Obama scheduled Tuesday’s session as a follow-up to a similar meeting he held last week with some of the nation’s top bankers.
At that meeting, Obama implored bankers to help keep the fragile recovery from faltering by increasing lending to small businesses and supporting a rewrite of financial regulations. Those bankers said afterward that they got Obama’s message.
On Tuesday, “the president will reiterate to attendees that we all have a stake in getting the economy back on track, from the government to the small and large financial institutions to the private sector,” White House spokeswoman Jennifer Psaki said.
Obama plans to discuss the need to increase lending to small businesses, the housing foreclosure crisis “and the importance of passing financial reform to local communities,” she said.
The House recently passed a bill that would overhaul the system of financial regulation by granting the government new powers to split up companies that threaten the economy, creating an agency to oversee consumer banking transactions and bringing transparency to shadow financial markets that have escaped federal oversight. The Senate Banking Committee is working on its version of the measure.
Critics say banks are using deposits to buy securities instead of lending money. Bankers and analysts say the industry is just following the road map for managing its finances early in a recovery, when the risk of borrowers defaulting remains high.

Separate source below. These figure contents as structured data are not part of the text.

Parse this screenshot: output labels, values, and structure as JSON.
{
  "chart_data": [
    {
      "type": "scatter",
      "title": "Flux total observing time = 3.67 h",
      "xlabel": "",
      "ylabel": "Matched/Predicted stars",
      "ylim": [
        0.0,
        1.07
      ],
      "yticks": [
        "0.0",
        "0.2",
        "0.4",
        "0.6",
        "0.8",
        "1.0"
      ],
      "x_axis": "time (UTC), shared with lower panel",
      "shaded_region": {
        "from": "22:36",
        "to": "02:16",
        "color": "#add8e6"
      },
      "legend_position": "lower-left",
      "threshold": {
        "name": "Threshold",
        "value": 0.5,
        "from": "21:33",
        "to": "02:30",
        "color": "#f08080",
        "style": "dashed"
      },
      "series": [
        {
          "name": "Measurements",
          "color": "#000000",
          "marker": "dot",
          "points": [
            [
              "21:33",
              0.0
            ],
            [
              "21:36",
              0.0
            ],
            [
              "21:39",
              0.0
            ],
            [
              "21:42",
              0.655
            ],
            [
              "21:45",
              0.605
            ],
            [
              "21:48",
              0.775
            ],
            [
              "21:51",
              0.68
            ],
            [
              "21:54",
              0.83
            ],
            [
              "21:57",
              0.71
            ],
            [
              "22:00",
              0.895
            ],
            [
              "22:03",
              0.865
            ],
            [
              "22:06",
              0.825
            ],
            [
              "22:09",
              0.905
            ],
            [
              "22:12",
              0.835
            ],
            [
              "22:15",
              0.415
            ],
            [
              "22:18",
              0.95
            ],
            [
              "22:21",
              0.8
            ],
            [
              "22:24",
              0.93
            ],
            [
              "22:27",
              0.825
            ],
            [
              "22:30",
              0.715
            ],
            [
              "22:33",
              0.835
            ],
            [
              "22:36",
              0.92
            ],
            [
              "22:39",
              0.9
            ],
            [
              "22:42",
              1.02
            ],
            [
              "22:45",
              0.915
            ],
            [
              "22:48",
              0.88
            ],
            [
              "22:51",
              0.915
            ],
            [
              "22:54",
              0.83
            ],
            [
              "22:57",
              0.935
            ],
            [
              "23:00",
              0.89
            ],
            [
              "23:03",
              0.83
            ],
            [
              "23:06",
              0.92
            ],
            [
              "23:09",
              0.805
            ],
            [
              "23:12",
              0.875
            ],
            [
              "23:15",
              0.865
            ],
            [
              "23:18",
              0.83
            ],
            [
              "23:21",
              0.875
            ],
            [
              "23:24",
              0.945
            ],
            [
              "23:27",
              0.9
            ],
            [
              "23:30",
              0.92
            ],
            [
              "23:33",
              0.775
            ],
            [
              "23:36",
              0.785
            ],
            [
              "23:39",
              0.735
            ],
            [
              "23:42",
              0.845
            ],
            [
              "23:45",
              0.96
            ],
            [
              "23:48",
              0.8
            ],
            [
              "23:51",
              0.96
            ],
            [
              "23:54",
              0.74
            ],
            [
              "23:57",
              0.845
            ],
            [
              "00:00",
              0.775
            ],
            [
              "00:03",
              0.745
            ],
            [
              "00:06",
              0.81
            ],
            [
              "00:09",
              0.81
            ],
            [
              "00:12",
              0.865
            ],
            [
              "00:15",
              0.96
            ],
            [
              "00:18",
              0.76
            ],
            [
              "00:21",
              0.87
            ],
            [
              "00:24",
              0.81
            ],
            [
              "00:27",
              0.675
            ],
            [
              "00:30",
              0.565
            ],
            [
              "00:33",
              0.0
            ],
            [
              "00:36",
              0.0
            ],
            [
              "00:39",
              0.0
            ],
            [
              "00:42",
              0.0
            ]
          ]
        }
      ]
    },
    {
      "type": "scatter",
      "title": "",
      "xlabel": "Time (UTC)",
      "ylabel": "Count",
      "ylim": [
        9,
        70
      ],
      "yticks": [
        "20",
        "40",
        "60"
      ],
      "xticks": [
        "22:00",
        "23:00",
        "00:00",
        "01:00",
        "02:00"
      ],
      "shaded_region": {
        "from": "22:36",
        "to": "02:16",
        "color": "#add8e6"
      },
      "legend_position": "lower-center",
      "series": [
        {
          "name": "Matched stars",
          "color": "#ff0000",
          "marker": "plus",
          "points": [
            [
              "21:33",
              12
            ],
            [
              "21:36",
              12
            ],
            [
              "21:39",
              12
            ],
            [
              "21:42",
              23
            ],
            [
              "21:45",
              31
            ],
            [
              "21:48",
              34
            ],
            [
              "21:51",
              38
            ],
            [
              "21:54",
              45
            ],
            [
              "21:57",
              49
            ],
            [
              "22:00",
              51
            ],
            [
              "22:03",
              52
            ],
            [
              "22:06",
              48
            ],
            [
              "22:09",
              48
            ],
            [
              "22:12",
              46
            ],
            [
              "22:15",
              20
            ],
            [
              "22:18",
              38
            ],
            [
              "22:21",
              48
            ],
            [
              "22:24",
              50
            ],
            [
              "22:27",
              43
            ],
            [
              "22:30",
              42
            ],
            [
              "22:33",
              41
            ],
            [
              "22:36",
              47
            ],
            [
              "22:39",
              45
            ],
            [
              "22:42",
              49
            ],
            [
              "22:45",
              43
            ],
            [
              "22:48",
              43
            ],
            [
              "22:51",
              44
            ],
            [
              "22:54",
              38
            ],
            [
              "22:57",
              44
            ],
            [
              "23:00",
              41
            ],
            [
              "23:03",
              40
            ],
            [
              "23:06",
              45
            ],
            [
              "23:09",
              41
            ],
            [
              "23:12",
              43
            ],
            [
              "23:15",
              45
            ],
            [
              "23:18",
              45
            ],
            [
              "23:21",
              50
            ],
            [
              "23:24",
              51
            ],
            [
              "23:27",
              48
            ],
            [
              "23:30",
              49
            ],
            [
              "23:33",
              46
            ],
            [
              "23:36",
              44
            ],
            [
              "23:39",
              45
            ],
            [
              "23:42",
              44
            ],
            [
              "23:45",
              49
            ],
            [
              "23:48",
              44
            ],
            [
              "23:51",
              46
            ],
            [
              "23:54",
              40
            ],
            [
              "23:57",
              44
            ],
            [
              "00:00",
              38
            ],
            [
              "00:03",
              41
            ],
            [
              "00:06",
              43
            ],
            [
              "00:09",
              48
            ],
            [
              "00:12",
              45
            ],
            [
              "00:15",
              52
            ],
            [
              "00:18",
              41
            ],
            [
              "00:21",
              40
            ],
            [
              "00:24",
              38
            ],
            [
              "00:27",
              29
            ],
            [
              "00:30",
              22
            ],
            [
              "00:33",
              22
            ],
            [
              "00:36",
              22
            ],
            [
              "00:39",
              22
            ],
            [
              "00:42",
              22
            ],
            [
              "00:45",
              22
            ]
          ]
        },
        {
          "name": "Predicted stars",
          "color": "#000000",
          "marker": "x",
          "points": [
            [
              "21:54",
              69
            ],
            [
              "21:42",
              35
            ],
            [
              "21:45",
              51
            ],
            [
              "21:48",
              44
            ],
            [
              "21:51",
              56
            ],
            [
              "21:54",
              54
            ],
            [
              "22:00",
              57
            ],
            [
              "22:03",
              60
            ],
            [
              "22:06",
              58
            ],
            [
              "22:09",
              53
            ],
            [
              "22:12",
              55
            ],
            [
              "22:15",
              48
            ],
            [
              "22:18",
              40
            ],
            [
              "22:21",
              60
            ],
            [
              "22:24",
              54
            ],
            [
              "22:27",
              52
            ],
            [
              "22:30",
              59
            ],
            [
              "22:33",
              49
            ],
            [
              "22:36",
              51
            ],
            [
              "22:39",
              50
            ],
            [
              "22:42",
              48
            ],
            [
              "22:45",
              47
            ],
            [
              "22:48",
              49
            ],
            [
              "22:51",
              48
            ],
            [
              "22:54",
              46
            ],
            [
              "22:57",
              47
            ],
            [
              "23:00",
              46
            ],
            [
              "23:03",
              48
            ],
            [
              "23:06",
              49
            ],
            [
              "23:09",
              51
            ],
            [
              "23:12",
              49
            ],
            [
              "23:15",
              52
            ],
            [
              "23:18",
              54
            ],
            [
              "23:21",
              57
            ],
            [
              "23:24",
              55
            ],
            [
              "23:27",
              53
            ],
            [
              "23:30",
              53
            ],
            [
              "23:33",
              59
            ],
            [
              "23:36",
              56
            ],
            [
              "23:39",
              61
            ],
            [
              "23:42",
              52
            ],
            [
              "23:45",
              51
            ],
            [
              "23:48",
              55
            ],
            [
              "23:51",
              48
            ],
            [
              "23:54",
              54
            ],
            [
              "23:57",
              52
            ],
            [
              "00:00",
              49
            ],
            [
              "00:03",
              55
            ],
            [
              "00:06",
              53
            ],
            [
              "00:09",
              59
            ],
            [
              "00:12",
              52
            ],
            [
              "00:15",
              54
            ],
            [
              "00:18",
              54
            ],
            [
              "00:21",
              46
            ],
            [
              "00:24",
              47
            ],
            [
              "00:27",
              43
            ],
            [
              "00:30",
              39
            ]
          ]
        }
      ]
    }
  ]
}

According to the Federal Reserve, loans by the nation’s 8,000 banks fell 8 percent to $6.7 trillion in the past year, and some analysts expect them to keep falling at least through next year.
Obama sees unlocking tight credit markets as one way to tackle a national unemployment rate clinging to double digits.
November’s unemployment rate was 10 percent, down slightly from 10.2 percent in October. Obama argues that jobs will be created if small business owners — who employ the majority of U.S. workers — get the money they need to expand their operations.
Among those invited to meet with Obama in the Roosevelt Room of the White House are Deborah Chequeta Wright, chairman and CEO of Carver Federal Savings Bank of New York, N.Y.; Mark Schroeder, president of German American Bancorp of Jasper, Ind.; and James McPhee president of Kalamazoo County State Bank of Schoolcraft, Mich.